Le jour de son arrivée, Granata a été chargé par le maître d'hôtel de la villa de s'informer sur ce que la star désirait pour déjeuner. Un camembert aux truffes, a répondu la belle. Or, il était passé minuit et à cette heure-là, les camemberts aux truffes ne courent pas les rues, même à Cannes. Panique!!! Pourtant, le lendemain au petit déjeuner, l'objet convoité était bien en évidence sur la table. Sharon Stone a éclaté de rire en le voyant. «It was a joke!», a-t-elle lancé à son jeune assistant, qui en rougit encore aujourd'hui.

Pour le reste, le bureau du jury était et demeure jusqu'à ce jour un endroit caché et non identifié au fond du Palais des festivals.
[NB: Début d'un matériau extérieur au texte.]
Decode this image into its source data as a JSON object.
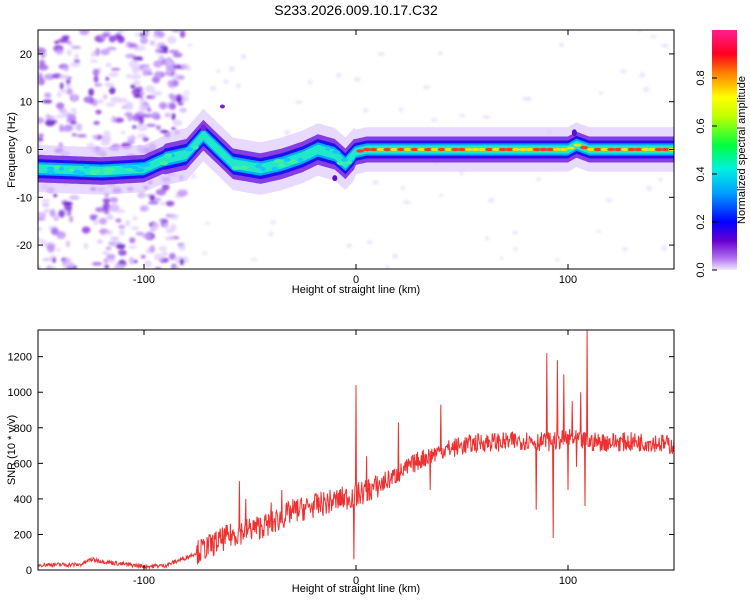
{
  "title": "S233.2026.009.10.17.C32",
  "chart_data": [
    {
      "type": "heatmap",
      "name": "spectrogram",
      "xlabel": "Height of straight line (km)",
      "ylabel": "Frequency (Hz)",
      "xlim": [
        -150,
        150
      ],
      "ylim": [
        -25,
        25
      ],
      "x_ticks": [
        -100,
        0,
        100
      ],
      "x_tick_labels": [
        "-100",
        "0",
        "100"
      ],
      "y_ticks": [
        -20,
        -10,
        0,
        10,
        20
      ],
      "y_tick_labels": [
        "-20",
        "-10",
        "0",
        "10",
        "20"
      ],
      "colorbar": {
        "label": "Normalized spectral amplitude",
        "range": [
          0,
          1
        ],
        "ticks": [
          0.0,
          0.2,
          0.4,
          0.6,
          0.8
        ],
        "tick_labels": [
          "0.0",
          "0.2",
          "0.4",
          "0.6",
          "0.8"
        ],
        "colors": [
          "#e6d6ff",
          "#b070f0",
          "#6a00d0",
          "#0000ff",
          "#00d8ff",
          "#00ff40",
          "#f0f000",
          "#ff8000",
          "#ff0040",
          "#ff20c0"
        ]
      },
      "trace_centerline": [
        {
          "x": -150,
          "f": -4
        },
        {
          "x": -120,
          "f": -4.5
        },
        {
          "x": -100,
          "f": -4
        },
        {
          "x": -90,
          "f": -2
        },
        {
          "x": -80,
          "f": -1
        },
        {
          "x": -72,
          "f": 3
        },
        {
          "x": -65,
          "f": 0
        },
        {
          "x": -58,
          "f": -3
        },
        {
          "x": -45,
          "f": -4
        },
        {
          "x": -35,
          "f": -3
        },
        {
          "x": -25,
          "f": -1.5
        },
        {
          "x": -18,
          "f": 0
        },
        {
          "x": -10,
          "f": -1
        },
        {
          "x": -5,
          "f": -3
        },
        {
          "x": 0,
          "f": -0.5
        },
        {
          "x": 5,
          "f": 0
        },
        {
          "x": 50,
          "f": 0
        },
        {
          "x": 100,
          "f": 0
        },
        {
          "x": 104,
          "f": 1
        },
        {
          "x": 110,
          "f": 0
        },
        {
          "x": 150,
          "f": 0
        }
      ]
    },
    {
      "type": "line",
      "name": "snr",
      "color": "#ee3030",
      "xlabel": "Height of straight line (km)",
      "ylabel": "SNR (10 * v/v)",
      "xlim": [
        -150,
        150
      ],
      "ylim": [
        0,
        1350
      ],
      "x_ticks": [
        -100,
        0,
        100
      ],
      "x_tick_labels": [
        "-100",
        "0",
        "100"
      ],
      "y_ticks": [
        0,
        200,
        400,
        600,
        800,
        1000,
        1200
      ],
      "y_tick_labels": [
        "0",
        "200",
        "400",
        "600",
        "800",
        "1000",
        "1200"
      ],
      "baseline": [
        {
          "x": -150,
          "y": 30
        },
        {
          "x": -130,
          "y": 30
        },
        {
          "x": -125,
          "y": 60
        },
        {
          "x": -115,
          "y": 40
        },
        {
          "x": -100,
          "y": 20
        },
        {
          "x": -90,
          "y": 25
        },
        {
          "x": -80,
          "y": 70
        },
        {
          "x": -70,
          "y": 130
        },
        {
          "x": -60,
          "y": 190
        },
        {
          "x": -50,
          "y": 230
        },
        {
          "x": -40,
          "y": 260
        },
        {
          "x": -30,
          "y": 330
        },
        {
          "x": -20,
          "y": 360
        },
        {
          "x": -10,
          "y": 390
        },
        {
          "x": 0,
          "y": 420
        },
        {
          "x": 10,
          "y": 470
        },
        {
          "x": 20,
          "y": 540
        },
        {
          "x": 30,
          "y": 620
        },
        {
          "x": 40,
          "y": 670
        },
        {
          "x": 50,
          "y": 700
        },
        {
          "x": 60,
          "y": 720
        },
        {
          "x": 70,
          "y": 720
        },
        {
          "x": 80,
          "y": 730
        },
        {
          "x": 90,
          "y": 720
        },
        {
          "x": 100,
          "y": 740
        },
        {
          "x": 110,
          "y": 720
        },
        {
          "x": 120,
          "y": 720
        },
        {
          "x": 130,
          "y": 720
        },
        {
          "x": 140,
          "y": 720
        },
        {
          "x": 150,
          "y": 700
        }
      ],
      "spikes": [
        {
          "x": -55,
          "y": 500
        },
        {
          "x": -52,
          "y": 400
        },
        {
          "x": -40,
          "y": 380
        },
        {
          "x": -35,
          "y": 450
        },
        {
          "x": 0,
          "y": 1040
        },
        {
          "x": -1,
          "y": 60
        },
        {
          "x": 5,
          "y": 640
        },
        {
          "x": 20,
          "y": 830
        },
        {
          "x": 40,
          "y": 930
        },
        {
          "x": 35,
          "y": 450
        },
        {
          "x": 85,
          "y": 340
        },
        {
          "x": 90,
          "y": 1220
        },
        {
          "x": 93,
          "y": 180
        },
        {
          "x": 95,
          "y": 1180
        },
        {
          "x": 98,
          "y": 1100
        },
        {
          "x": 100,
          "y": 450
        },
        {
          "x": 102,
          "y": 950
        },
        {
          "x": 104,
          "y": 580
        },
        {
          "x": 106,
          "y": 1000
        },
        {
          "x": 108,
          "y": 360
        },
        {
          "x": 109,
          "y": 1350
        }
      ]
    }
  ]
}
On y accède après une enfilade de portes dérobées et de couloirs interdits, sauf aux privilégiés munis de cartes «tout accès».

Chaque jour, Xavier Dolan et ses amis jurés doivent signer une feuille de présence comme à la petite école. Chaque jour, après les projections du matin, les membres du jury se retrouvent dans une salle de 600 pi2 pour discuter des films qu'ils viennent de voir et ainsi construire, au fil de la compétition, une espèce de cohésion qui deviendra primordiale pendant les délibérations. Des fois, la discussion se prolonge au Café des Palmes, réservé strictement au jury et où bien des destins et des carrières se jouent.

Des petites heures du matin jusqu'à tard dans la nuit, l'équipe chargée du jury veille à tout, absolument tout: horaire détaillé de chaque membre expédié chaque jour dans une grosse enveloppe bleue, gestion des coiffeurs, commanditaires, gardes du corps, chauffeurs, joailliers, couturiers et compagnie.

Granata se souvient d'avoir fait la tournée des fêtes avec Tim Burton, un oiseau de nuit qui attirait à lui toutes sortes de spécimens, y compris cette fan trop enthousiaste qui s'est ruée sur le cinéaste en déchirant sa blouse. Il se souvient aussi des séances privées passé minuit qu'il réservait dans des petits cinémas de Cannes pour Quentin Tarantino, qui aurait bien passé toutes ses journées et toutes ses nuits au cinéma.

Quant à Sharon Stone, Arnaud Granata l'aurait volontiers accompagnée au bout de la nuit sur la Croisette. Manque de chance, la star n'a de sulfureux que son image. «Sharon montait les marches, faisait trois photos et, à ma grande déception, partait se coucher», raconte Granata qui, au bout de quelques années, en a eu marre du cirque de Cannes. Marre d'être disponible 24 heures sur 24, de dormir trois heures par nuit et d'être réveillé en pleine nuit par un agent américain mêlé dans ses fuseaux horaires.

Au bout de cinq ans de ce régime épuisant, Granata a rendu sa carte «tout accès». Aujourd'hui, il n'a plus ses entrées à Cannes, mais il lui reste ses souvenirs: des souvenirs cinq étoiles avec lesquels se bercer pour longtemps.